Growing consumer demand for organic, locally produced food could contribute to more nutritious and safer food, but the fact that it is more expensive and less widely available also raises concerns. Patty Lovera of Food and Water Watch observed: “The growth in organic and local food is encouraging and means that many consumers are finding healthier options. But unless we fix our broken food safety system, many people without access to these markets are left out. If we don’t strengthen minimum standards for food safety, we run the risk of creating a two-tiered food system: healthy food for middle and upper class consumers for those who can afford higher prices; and less healthy, less regulated food for everyone else.” [9]

The Right to Health

Healthcare is one of the most explosive issues in the country today, with the public reeling from rising prices and inadequate insurance coverage. And yet, the fact that the Right to Health rarely forms part of the national debate about whether and how to provide universal healthcare shows how strenuously this is opposed by the health industry and elected officials who depend on it for campaign contributions.

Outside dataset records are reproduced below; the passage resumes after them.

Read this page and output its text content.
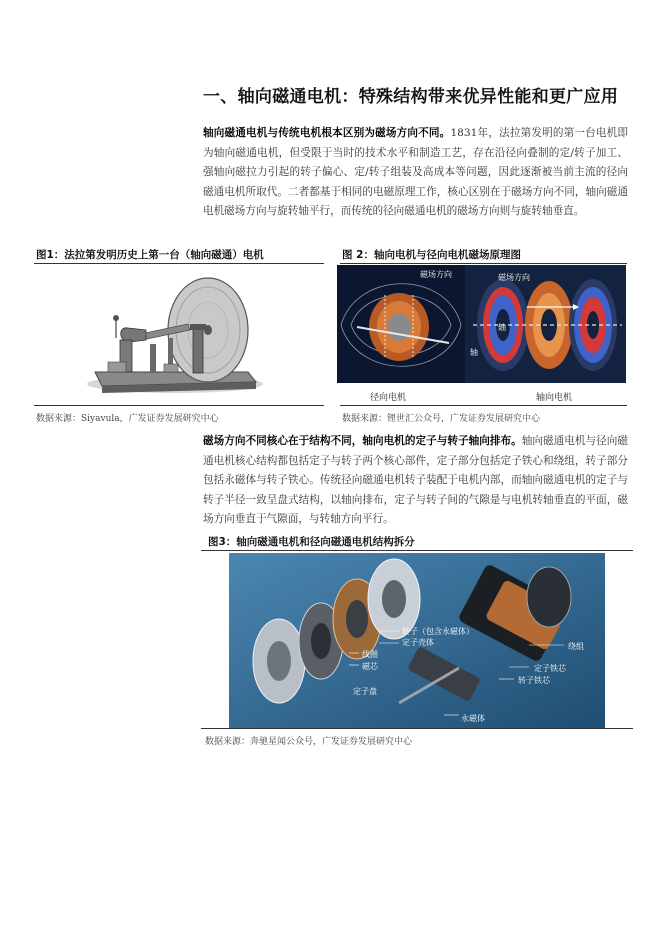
一、轴向磁通电机：特殊结构带来优异性能和更广应用
轴向磁通电机与传统电机根本区别为磁场方向不同。1831年，法拉第发明的第一台电机即为轴向磁通电机，但受限于当时的技术水平和制造工艺，存在沿径向叠制的定/转子加工、强轴向磁拉力引起的转子偏心、定/转子组装及高成本等问题，因此逐渐被当前主流的径向磁通电机所取代。二者都基于相同的电磁原理工作，核心区别在于磁场方向不同，轴向磁通电机磁场方向与旋转轴平行，而传统的径向磁通电机的磁场方向则与旋转轴垂直。
图1：法拉第发明历史上第一台（轴向磁通）电机
数据来源：Siyavula，广发证券发展研究中心
图 2：轴向电机与径向电机磁场原理图
磁场方向	磁场方向
轴
轴
径向电机	轴向电机
数据来源：锂世汇公众号，广发证券发展研究中心
磁场方向不同核心在于结构不同，轴向电机的定子与转子轴向排布。轴向磁通电机与径向磁通电机核心结构都包括定子与转子两个核心部件，定子部分包括定子铁心和绕组，转子部分包括永磁体与转子铁心。传统径向磁通电机转子装配于电机内部，而轴向磁通电机的定子与转子半径一致呈盘式结构，以轴向排布，定子与转子间的气隙是与电机转轴垂直的平面，磁场方向垂直于气隙面，与转轴方向平行。
图3：轴向磁通电机和径向磁通电机结构拆分
转子（包含永磁体）
定子壳体
线圈
磁芯
定子盘
绕组
定子铁芯
转子铁芯
永磁体
数据来源：奔驰星闻公众号，广发证券发展研究中心
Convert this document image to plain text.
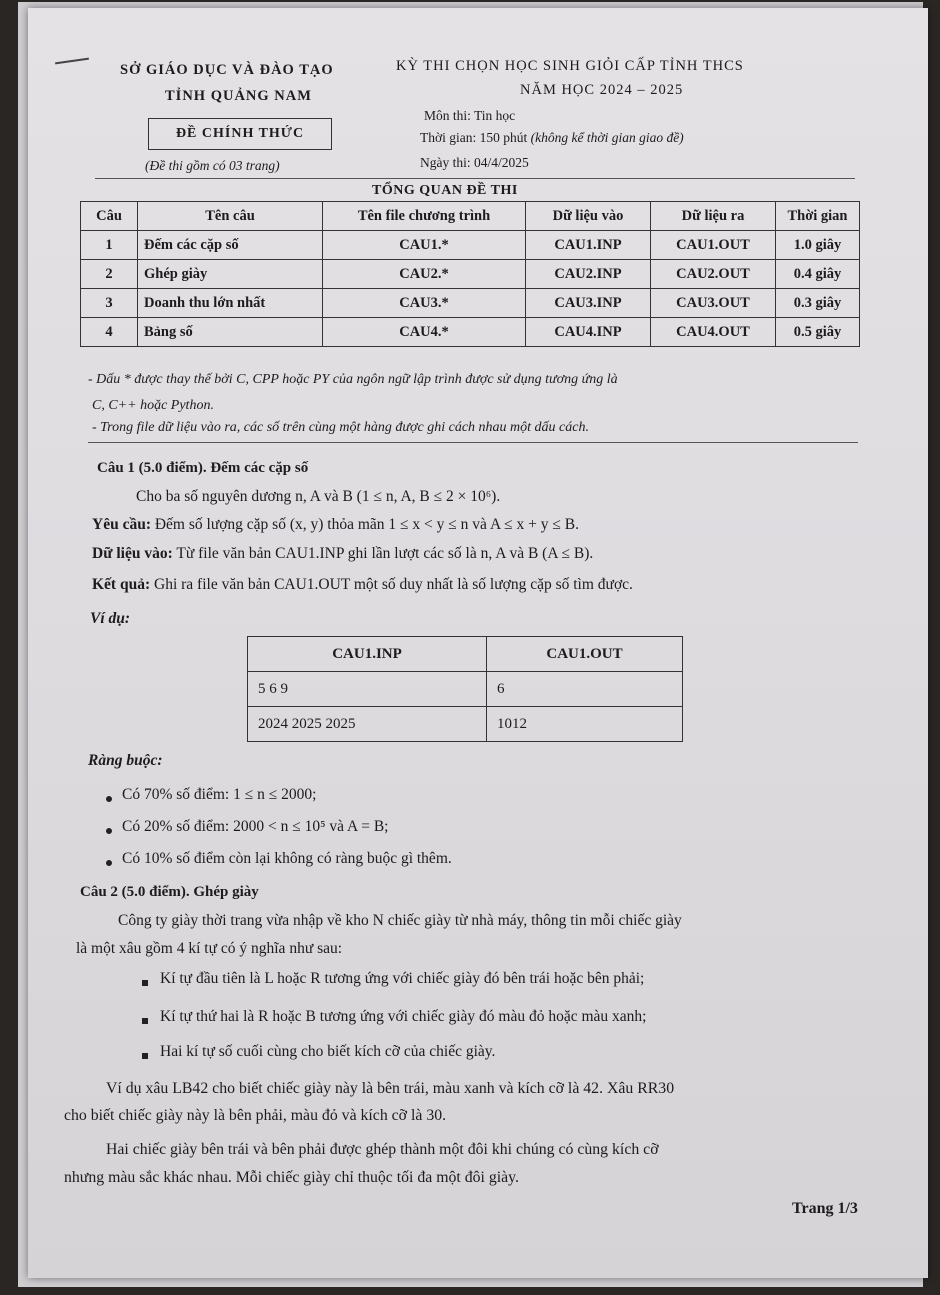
SỞ GIÁO DỤC VÀ ĐÀO TẠO
TỈNH QUẢNG NAM
ĐỀ CHÍNH THỨC
(Đề thi gồm có 03 trang)
KỲ THI CHỌN HỌC SINH GIỎI CẤP TỈNH THCS
NĂM HỌC 2024 – 2025
Môn thi: Tin học
Thời gian: 150 phút (không kể thời gian giao đề)
Ngày thi: 04/4/2025
TỔNG QUAN ĐỀ THI
Câu	Tên câu	Tên file chương trình	Dữ liệu vào	Dữ liệu ra	Thời gian
1	Đếm các cặp số	CAU1.*	CAU1.INP	CAU1.OUT	1.0 giây
2	Ghép giày	CAU2.*	CAU2.INP	CAU2.OUT	0.4 giây
3	Doanh thu lớn nhất	CAU3.*	CAU3.INP	CAU3.OUT	0.3 giây
4	Bảng số	CAU4.*	CAU4.INP	CAU4.OUT	0.5 giây
- Dấu * được thay thế bởi C, CPP hoặc PY của ngôn ngữ lập trình được sử dụng tương ứng là
C, C++ hoặc Python.
- Trong file dữ liệu vào ra, các số trên cùng một hàng được ghi cách nhau một dấu cách.
Câu 1 (5.0 điểm). Đếm các cặp số
Cho ba số nguyên dương n, A và B (1 ≤ n, A, B ≤ 2 × 10⁶).
Yêu cầu: Đếm số lượng cặp số (x, y) thỏa mãn 1 ≤ x < y ≤ n và A ≤ x + y ≤ B.
Dữ liệu vào: Từ file văn bản CAU1.INP ghi lần lượt các số là n, A và B (A ≤ B).
Kết quả: Ghi ra file văn bản CAU1.OUT một số duy nhất là số lượng cặp số tìm được.
Ví dụ:
CAU1.INP	CAU1.OUT
5 6 9	6
2024 2025 2025	1012
Ràng buộc:
Có 70% số điểm: 1 ≤ n ≤ 2000;
Có 20% số điểm: 2000 < n ≤ 10⁵ và A = B;
Có 10% số điểm còn lại không có ràng buộc gì thêm.
Câu 2 (5.0 điểm). Ghép giày
Công ty giày thời trang vừa nhập về kho N chiếc giày từ nhà máy, thông tin mỗi chiếc giày
là một xâu gồm 4 kí tự có ý nghĩa như sau:
Kí tự đầu tiên là L hoặc R tương ứng với chiếc giày đó bên trái hoặc bên phải;
Kí tự thứ hai là R hoặc B tương ứng với chiếc giày đó màu đỏ hoặc màu xanh;
Hai kí tự số cuối cùng cho biết kích cỡ của chiếc giày.
Ví dụ xâu LB42 cho biết chiếc giày này là bên trái, màu xanh và kích cỡ là 42. Xâu RR30
cho biết chiếc giày này là bên phải, màu đỏ và kích cỡ là 30.
Hai chiếc giày bên trái và bên phải được ghép thành một đôi khi chúng có cùng kích cỡ
nhưng màu sắc khác nhau. Mỗi chiếc giày chỉ thuộc tối đa một đôi giày.
Trang 1/3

The US spends 16% of GDP on health, the highest ratio in the world. [10] It also has the highest health spending per capita. However, its performance, as measured by many indicators, does not live up to the expectations that one might get from such figures. [11] The US has fewer physicians and nurses per capita than in most other OECD countries; life expectancy is now 77.8 years, almost one year below the OECD average, and the infant mortality rate is 6.8 deaths per 1,000 live births, above the OECD average of 5.4. [12]

Rising health care costs, accompanied by decreasing insurance coverage, are major hindrances to greater public access to healthcare. [13] The number of uninsured has gone from 10 million to 48 million in the last two decades. This means that currently one-seventh of the population is uninsured. Without health insurance, people are more likely to postpone doctor visits and more likely to go without needed medical care, including prescription medicines. According to one survey, almost all uninsured adults cited cost as the primary reason they did not receive care when they needed it. [14] Only 29% of low-income adults have private insurance. [15]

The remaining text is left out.